Are these files generated by configure scripts/ant build files? It doesn't
seem like they are...




-----Original Message-----
From: dev-return-18563-mpowers=appsecinc.com@apr.apache.org
[mailto:dev-return-18563-mpowers=appsecinc.com@apr.apache.org] On Behalf Of
William A. Rowe, Jr.
Sent: 2007-Jun-25 Mon 12:33 PM
To: Marshall Powers
Cc: dev@apr.apache.org; 'Log4CXX User'
Subject: Re: Problem with iconv charsets...

Marshall Powers wrote:
> I'm trying to use APR-1.2.7 in Log4Cxx 0.10 on AIX 5.3. When I run my
> program, I get an exception "APR_LOCALE_CHARSET" in the
createDefaultEncoder
> method. I think this problem is related to the iconv that is installed on
> this machine. When I run iconv -l, among the various charsets I see
> "ISO8859-1". However, in the source for Log4Cxx and APR, the only string
> literals I see are for "ISO-8859-1" (note the extra dash). Is there any
> simple way to work around this problem? Is this potentially a portability
> issue with APR/log4cxx (that is, if I distribute some app that uses APR,
and
> my user doesn't have "ISO-8859-1" in their iconv, is my app going to
crash?)

Unfortunately, aliases are within the domain of iconv.

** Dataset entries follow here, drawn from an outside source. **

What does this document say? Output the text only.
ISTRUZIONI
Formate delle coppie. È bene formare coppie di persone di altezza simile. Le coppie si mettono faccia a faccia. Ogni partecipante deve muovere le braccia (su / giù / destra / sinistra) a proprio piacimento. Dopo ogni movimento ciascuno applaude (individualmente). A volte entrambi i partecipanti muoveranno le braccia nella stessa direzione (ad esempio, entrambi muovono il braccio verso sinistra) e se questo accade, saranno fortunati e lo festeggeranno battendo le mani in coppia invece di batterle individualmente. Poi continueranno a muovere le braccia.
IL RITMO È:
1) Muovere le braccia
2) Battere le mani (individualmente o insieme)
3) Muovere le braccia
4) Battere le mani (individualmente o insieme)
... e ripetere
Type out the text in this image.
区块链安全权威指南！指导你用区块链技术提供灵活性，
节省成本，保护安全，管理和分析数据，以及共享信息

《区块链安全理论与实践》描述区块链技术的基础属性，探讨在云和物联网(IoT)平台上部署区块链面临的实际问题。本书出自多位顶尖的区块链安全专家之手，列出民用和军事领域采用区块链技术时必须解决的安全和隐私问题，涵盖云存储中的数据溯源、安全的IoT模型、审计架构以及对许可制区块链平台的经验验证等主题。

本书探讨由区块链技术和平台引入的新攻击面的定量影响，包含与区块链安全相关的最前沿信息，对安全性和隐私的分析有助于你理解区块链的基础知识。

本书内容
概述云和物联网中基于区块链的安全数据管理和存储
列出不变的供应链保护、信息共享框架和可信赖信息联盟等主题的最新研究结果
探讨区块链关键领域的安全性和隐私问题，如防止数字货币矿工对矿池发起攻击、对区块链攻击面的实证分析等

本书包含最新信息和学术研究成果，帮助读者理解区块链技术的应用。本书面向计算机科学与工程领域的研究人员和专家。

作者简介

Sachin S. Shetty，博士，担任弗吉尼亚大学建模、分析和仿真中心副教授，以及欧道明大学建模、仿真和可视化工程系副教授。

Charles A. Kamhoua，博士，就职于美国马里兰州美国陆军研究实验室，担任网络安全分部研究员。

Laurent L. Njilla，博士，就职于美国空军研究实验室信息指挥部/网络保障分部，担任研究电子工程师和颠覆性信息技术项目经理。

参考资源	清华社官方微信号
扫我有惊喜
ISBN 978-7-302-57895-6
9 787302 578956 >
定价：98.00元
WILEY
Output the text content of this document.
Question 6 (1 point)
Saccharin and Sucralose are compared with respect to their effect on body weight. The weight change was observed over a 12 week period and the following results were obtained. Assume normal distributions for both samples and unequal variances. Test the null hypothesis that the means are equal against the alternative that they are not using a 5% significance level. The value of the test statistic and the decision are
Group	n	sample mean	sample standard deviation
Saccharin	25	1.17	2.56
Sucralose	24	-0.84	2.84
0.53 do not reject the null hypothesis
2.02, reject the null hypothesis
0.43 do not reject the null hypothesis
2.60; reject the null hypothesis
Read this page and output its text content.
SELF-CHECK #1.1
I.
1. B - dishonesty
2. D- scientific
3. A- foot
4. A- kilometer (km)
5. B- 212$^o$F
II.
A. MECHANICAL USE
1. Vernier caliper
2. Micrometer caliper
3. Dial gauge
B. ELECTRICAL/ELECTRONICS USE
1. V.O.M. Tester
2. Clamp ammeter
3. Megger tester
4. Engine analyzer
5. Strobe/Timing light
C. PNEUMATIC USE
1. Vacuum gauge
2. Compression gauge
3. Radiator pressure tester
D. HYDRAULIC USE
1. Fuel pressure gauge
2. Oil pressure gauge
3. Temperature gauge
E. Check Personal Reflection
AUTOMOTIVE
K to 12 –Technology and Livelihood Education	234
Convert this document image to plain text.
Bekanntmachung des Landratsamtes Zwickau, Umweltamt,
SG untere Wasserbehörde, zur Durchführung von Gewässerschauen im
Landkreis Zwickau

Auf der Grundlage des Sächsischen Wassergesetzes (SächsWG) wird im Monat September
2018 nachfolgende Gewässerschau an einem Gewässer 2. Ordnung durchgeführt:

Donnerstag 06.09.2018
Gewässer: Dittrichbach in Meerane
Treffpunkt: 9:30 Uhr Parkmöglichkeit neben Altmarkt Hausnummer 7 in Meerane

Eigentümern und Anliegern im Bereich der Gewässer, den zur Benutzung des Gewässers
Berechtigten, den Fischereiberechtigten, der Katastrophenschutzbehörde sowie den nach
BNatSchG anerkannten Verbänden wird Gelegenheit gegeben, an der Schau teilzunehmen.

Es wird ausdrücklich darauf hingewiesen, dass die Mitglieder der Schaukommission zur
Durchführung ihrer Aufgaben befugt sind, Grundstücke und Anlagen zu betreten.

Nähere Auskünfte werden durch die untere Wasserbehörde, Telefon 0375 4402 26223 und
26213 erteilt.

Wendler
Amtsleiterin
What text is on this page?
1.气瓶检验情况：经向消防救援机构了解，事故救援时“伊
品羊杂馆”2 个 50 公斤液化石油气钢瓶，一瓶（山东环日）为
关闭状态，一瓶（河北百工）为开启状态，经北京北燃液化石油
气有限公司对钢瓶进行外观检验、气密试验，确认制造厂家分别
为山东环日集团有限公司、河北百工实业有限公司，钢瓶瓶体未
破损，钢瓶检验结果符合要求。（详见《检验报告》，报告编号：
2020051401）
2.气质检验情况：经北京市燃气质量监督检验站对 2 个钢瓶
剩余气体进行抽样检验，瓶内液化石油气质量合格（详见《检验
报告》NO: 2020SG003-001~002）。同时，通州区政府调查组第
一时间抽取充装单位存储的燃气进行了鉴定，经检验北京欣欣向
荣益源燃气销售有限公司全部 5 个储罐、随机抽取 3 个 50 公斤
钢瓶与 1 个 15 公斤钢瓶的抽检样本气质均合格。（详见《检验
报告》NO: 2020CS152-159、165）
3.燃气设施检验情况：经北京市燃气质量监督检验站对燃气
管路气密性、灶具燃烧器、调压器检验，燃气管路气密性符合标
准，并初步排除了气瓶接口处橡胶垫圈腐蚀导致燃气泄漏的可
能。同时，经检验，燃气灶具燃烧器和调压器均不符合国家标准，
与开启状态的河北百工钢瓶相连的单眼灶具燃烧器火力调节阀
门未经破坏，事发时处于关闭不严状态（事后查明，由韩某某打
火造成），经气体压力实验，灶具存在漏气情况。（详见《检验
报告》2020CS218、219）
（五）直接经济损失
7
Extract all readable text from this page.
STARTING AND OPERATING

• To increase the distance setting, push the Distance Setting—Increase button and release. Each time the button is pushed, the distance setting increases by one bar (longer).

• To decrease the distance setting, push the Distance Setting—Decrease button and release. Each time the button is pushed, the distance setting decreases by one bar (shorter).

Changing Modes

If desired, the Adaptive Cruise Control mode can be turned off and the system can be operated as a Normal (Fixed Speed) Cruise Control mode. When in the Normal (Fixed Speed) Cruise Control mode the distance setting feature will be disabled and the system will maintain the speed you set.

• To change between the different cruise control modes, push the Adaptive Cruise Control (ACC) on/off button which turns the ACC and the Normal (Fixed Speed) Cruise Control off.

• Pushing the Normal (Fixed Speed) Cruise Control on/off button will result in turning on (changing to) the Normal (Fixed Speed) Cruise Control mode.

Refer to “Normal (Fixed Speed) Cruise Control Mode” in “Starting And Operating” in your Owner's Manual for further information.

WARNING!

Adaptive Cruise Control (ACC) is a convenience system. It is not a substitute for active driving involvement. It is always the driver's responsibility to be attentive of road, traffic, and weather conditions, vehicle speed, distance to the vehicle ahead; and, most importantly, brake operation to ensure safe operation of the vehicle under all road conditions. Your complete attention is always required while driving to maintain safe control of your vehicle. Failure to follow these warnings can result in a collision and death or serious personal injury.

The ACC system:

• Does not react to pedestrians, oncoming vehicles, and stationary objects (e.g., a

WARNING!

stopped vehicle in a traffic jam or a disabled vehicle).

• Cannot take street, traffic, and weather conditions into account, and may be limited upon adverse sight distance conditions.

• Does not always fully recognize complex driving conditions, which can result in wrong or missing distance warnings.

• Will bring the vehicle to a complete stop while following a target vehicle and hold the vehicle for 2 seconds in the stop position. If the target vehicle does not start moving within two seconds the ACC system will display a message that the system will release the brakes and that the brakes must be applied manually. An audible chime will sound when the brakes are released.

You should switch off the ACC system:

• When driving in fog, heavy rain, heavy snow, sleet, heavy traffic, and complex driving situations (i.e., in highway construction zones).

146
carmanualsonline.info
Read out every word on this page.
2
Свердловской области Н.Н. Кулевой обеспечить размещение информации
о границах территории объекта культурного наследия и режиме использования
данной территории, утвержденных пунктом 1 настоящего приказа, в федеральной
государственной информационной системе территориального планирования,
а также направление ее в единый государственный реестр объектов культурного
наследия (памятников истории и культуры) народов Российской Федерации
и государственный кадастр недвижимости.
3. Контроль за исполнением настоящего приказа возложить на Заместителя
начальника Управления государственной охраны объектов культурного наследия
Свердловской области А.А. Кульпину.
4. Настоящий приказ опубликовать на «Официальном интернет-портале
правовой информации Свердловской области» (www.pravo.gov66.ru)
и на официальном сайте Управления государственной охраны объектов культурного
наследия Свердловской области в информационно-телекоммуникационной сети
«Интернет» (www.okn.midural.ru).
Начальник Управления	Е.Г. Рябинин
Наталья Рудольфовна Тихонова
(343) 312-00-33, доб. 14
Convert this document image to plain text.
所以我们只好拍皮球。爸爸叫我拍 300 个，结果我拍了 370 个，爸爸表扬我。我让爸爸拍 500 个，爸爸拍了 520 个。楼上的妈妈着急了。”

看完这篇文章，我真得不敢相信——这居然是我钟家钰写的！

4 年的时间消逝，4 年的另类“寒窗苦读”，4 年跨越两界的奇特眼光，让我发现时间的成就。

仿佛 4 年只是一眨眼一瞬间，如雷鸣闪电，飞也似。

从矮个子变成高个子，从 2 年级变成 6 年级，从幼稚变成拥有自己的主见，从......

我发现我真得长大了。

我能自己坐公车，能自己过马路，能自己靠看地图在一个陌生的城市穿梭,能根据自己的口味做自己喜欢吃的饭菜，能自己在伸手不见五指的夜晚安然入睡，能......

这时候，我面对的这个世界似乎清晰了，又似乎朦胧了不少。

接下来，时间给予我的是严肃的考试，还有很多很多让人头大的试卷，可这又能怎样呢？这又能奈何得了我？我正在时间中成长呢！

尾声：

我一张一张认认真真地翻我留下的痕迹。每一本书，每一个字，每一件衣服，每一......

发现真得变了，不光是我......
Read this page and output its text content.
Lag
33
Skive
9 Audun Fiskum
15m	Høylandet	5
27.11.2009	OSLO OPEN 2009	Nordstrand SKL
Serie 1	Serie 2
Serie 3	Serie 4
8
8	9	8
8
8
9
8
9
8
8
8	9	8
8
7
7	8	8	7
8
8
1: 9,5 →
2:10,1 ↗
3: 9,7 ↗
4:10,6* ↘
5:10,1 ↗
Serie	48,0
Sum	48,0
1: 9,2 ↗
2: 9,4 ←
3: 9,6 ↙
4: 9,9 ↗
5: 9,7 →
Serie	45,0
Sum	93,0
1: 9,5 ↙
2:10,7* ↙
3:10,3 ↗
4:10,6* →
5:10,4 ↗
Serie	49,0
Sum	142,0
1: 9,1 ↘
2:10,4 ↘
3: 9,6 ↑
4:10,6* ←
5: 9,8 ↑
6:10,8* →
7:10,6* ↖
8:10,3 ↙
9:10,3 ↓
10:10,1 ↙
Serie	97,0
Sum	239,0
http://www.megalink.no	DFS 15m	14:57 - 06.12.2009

The question is, where did it pull out "ISO-8859-1" from as the default
locale on your box?  If *that* is from apr-util, we need to unwind where
it was resolved.  If that was an envvar set on your login, well, that would
be called shooting oneself in ones foot.

Re: Problem with iconv charsets...

Posted by "William A. Rowe, Jr." <wr...@rowe-clan.net>.

Marshall Powers wrote:
> I'm trying to use APR-1.2.7 in Log4Cxx 0.10 on AIX 5.3. When I run my
> program, I get an exception "APR_LOCALE_CHARSET" in the createDefaultEncoder
> method. I think this problem is related to the iconv that is installed on
> this machine. When I run iconv -l, among the various charsets I see
> "ISO8859-1". However, in the source for Log4Cxx and APR, the only string
> literals I see are for "ISO-8859-1" (note the extra dash). Is there any
> simple way to work around this problem? Is this potentially a portability
> issue with APR/log4cxx (that is, if I distribute some app that uses APR, and
> my user doesn't have "ISO-8859-1" in their iconv, is my app going to crash?)

Unfortunately, aliases are within the domain of iconv.

The question is, where did it pull out "ISO-8859-1" from as the default
locale on your box?  If *that* is from apr-util, we need to unwind where
it was resolved.  If that was an envvar set on your login, well, that would
be called shooting oneself in ones foot.